Please check to make sure you have sufficient permissions, and that you have the proper interface or pipe specified.

For security reasons tshark refuses to be run as root. So I needed to change some file access rights.

$ sudo chmod +rx /sys/kernel/debug/
$ sudo chmod a+rw /sys/kernel/debug/usb/usbmon/2t

Then (re)start tshark and use Ctrl-C to stop after some traffic has been captured.
$ tshark -i usbmon2 -w trace1.pcap
Capturing on 'usbmon2'
1270 tshark: Can't get packet-drop statistics: Can't open USB stats file /sys/kernel/debug/usb/usbmon/2s: Permission denied
Please report this to the Wireshark developers.
(This is not a crash; please do not report it as such.)

Capture analysis

The file trace1.pcap contains the USB frames and can be displayed using the graphical interface of Wireshark.

Enable the CCID decoder

Unless you can read the CCID protocol from hexadecimal, it is a good idea to tell Wireshark to decode the USB frames as USBCCID.
Go in the menu "Analyze" -> "Decode as..." and select USBCCID in the dialog.

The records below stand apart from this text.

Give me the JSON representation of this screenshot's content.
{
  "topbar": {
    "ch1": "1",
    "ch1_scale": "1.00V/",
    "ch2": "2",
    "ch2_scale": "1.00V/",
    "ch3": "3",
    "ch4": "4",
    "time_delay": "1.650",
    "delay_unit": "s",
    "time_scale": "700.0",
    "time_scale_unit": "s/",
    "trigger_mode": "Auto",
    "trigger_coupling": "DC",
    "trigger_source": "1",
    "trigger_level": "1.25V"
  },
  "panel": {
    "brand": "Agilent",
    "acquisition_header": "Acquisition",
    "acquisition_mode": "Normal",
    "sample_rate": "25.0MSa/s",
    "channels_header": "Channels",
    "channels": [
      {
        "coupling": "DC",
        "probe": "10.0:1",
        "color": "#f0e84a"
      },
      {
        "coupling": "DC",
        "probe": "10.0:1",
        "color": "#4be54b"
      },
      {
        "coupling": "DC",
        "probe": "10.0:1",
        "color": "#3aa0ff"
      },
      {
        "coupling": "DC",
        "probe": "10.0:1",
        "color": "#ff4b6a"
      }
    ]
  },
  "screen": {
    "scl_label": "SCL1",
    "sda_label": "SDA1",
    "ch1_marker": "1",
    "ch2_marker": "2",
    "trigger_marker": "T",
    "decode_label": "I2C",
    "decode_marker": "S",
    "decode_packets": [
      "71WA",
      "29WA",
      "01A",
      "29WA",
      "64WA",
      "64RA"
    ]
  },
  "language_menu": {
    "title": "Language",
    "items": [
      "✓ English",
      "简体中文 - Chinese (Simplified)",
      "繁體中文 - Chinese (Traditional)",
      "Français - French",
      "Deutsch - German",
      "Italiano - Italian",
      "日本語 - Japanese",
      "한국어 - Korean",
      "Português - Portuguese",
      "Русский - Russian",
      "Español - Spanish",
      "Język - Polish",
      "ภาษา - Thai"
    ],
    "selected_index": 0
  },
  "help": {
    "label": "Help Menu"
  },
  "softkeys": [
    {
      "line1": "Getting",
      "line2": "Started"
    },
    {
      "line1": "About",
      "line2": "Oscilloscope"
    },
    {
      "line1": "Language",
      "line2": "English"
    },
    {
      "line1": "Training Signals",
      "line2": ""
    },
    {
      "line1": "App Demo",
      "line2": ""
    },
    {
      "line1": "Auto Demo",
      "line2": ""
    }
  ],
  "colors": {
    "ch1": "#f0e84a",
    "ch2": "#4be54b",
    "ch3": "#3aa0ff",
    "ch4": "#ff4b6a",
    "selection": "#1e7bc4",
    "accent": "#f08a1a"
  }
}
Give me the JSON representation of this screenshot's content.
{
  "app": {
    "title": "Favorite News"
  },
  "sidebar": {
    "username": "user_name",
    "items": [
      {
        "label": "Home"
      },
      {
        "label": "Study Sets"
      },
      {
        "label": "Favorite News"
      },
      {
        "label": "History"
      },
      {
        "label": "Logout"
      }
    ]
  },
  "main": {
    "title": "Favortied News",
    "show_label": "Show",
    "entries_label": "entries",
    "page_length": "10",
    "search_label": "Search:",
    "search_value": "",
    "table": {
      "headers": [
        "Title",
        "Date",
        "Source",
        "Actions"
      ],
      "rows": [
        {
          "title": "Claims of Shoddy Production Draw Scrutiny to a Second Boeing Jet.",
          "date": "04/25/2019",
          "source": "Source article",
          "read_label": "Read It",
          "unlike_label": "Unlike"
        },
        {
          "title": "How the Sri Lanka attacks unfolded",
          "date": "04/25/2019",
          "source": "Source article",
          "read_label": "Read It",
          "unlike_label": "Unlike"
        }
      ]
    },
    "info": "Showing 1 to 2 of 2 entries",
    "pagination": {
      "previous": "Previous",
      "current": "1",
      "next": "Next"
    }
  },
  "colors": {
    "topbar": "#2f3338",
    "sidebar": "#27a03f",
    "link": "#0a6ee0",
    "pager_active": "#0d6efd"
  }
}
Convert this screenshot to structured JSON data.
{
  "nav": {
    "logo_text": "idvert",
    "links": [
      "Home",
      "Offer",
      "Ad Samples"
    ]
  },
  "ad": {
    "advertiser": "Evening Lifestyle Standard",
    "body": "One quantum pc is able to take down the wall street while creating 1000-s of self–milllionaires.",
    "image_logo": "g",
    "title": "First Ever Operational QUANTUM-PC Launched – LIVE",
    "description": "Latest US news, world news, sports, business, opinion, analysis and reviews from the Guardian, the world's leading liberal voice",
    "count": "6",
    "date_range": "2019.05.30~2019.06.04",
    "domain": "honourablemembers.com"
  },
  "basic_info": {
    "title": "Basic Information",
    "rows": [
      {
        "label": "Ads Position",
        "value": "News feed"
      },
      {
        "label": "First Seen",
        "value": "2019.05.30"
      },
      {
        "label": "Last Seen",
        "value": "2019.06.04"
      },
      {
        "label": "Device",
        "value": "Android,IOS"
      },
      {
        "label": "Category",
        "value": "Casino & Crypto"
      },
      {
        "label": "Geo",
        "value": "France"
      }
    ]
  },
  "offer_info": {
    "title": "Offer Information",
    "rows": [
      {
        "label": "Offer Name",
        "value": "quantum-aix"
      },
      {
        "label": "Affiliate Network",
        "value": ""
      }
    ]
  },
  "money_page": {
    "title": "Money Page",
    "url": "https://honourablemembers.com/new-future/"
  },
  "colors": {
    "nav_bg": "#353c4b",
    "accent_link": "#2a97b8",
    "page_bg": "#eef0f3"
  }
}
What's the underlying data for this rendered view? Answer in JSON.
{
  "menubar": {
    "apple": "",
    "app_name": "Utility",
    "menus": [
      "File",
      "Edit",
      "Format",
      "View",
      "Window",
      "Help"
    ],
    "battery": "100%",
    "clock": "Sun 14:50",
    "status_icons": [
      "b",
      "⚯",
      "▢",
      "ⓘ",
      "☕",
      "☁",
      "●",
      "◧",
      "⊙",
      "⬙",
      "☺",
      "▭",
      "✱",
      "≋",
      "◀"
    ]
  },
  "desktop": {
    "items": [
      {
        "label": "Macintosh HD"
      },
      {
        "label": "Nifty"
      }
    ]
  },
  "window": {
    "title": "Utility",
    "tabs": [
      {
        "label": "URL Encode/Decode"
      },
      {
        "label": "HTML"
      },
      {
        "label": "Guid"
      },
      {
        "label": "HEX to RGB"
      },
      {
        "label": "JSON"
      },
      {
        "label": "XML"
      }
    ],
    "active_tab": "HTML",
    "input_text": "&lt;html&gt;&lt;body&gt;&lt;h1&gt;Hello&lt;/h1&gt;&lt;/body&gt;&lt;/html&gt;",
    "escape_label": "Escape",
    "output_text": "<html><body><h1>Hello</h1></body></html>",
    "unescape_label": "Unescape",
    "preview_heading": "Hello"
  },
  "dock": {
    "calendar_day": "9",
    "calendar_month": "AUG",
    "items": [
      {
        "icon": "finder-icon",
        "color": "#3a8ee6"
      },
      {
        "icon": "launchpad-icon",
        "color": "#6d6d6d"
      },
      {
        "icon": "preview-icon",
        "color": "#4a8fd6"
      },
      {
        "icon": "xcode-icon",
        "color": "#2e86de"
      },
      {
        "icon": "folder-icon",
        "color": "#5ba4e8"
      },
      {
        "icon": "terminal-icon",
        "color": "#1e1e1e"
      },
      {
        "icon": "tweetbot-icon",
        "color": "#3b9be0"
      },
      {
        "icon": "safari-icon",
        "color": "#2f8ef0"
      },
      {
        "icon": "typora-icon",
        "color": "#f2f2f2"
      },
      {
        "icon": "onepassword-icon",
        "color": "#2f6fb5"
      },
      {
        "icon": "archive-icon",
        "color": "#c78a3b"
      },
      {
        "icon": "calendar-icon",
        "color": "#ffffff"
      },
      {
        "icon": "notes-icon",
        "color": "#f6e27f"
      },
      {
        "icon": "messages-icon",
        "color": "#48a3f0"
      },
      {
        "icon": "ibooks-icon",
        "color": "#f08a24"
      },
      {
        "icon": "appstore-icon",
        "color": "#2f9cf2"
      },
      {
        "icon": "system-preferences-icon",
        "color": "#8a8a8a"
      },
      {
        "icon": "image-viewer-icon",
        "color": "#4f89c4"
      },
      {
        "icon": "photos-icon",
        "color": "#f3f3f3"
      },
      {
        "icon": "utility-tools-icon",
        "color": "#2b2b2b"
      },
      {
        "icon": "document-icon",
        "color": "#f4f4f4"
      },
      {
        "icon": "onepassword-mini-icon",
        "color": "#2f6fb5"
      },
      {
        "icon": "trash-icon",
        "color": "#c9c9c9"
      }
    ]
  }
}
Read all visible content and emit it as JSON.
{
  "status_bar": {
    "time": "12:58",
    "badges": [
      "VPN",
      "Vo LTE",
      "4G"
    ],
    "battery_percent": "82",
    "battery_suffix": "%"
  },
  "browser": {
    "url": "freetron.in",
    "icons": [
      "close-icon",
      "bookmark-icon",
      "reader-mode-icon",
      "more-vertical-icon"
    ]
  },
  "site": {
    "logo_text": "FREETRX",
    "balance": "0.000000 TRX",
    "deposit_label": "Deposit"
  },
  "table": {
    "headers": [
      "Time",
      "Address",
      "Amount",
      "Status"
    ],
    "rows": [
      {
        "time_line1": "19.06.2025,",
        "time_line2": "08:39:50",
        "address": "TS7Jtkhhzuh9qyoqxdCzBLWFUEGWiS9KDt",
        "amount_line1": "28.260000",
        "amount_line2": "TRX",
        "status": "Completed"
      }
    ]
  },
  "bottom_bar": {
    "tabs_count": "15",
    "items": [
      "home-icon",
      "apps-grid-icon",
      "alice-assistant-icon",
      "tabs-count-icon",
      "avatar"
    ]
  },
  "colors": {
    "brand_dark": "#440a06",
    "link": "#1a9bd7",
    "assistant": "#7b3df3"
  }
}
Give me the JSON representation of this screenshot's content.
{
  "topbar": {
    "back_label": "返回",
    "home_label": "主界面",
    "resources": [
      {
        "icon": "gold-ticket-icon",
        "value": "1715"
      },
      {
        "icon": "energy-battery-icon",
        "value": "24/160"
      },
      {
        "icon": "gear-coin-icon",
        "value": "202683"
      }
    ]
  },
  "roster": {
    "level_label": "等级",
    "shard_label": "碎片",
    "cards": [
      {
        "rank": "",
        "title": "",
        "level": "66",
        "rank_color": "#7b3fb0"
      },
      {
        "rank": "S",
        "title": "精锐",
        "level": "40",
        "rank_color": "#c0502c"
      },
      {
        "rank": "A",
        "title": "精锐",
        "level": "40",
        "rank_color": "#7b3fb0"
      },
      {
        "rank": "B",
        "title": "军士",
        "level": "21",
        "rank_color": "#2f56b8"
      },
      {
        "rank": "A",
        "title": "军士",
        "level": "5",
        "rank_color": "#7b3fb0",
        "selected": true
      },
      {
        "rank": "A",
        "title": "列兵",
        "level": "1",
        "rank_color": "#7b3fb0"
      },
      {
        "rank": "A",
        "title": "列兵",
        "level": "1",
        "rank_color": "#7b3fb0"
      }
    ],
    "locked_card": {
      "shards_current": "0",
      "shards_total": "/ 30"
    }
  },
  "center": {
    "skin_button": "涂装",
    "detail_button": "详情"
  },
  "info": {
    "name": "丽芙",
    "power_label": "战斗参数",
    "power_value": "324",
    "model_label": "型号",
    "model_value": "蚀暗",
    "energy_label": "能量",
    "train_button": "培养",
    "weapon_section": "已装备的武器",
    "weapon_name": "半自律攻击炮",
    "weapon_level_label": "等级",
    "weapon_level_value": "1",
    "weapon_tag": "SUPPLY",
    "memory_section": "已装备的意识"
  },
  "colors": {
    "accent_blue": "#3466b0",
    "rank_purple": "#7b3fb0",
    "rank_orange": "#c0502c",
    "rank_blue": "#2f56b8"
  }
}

Wireshark will then display the USB frames with nice CCID names:

Here you can see a CCID Power On command.
  • The command name is displayed in the top window: "Packet - PC to Reader: ICC Power On"
  • And the content of the command (the 10 last bytes specific to CCID) are documented in the lower window: "Message Type: PC_to_RDR_IccPowerOn (0x62)", etc.

I do not expect every one to use Wireshark to look at CCID frames. But if you have a problem with a CCID reader and wants to know exactly what is happening Wireshark can help you for a very very limited budget (Wireshark is a free software under GNU GPL v2 license).

This blog article is also a way for me to document how to do it for the next time :-)


Wireshark is a great tool.
Linux is a great kernel.
Debian GNU/Linux is a great operating system.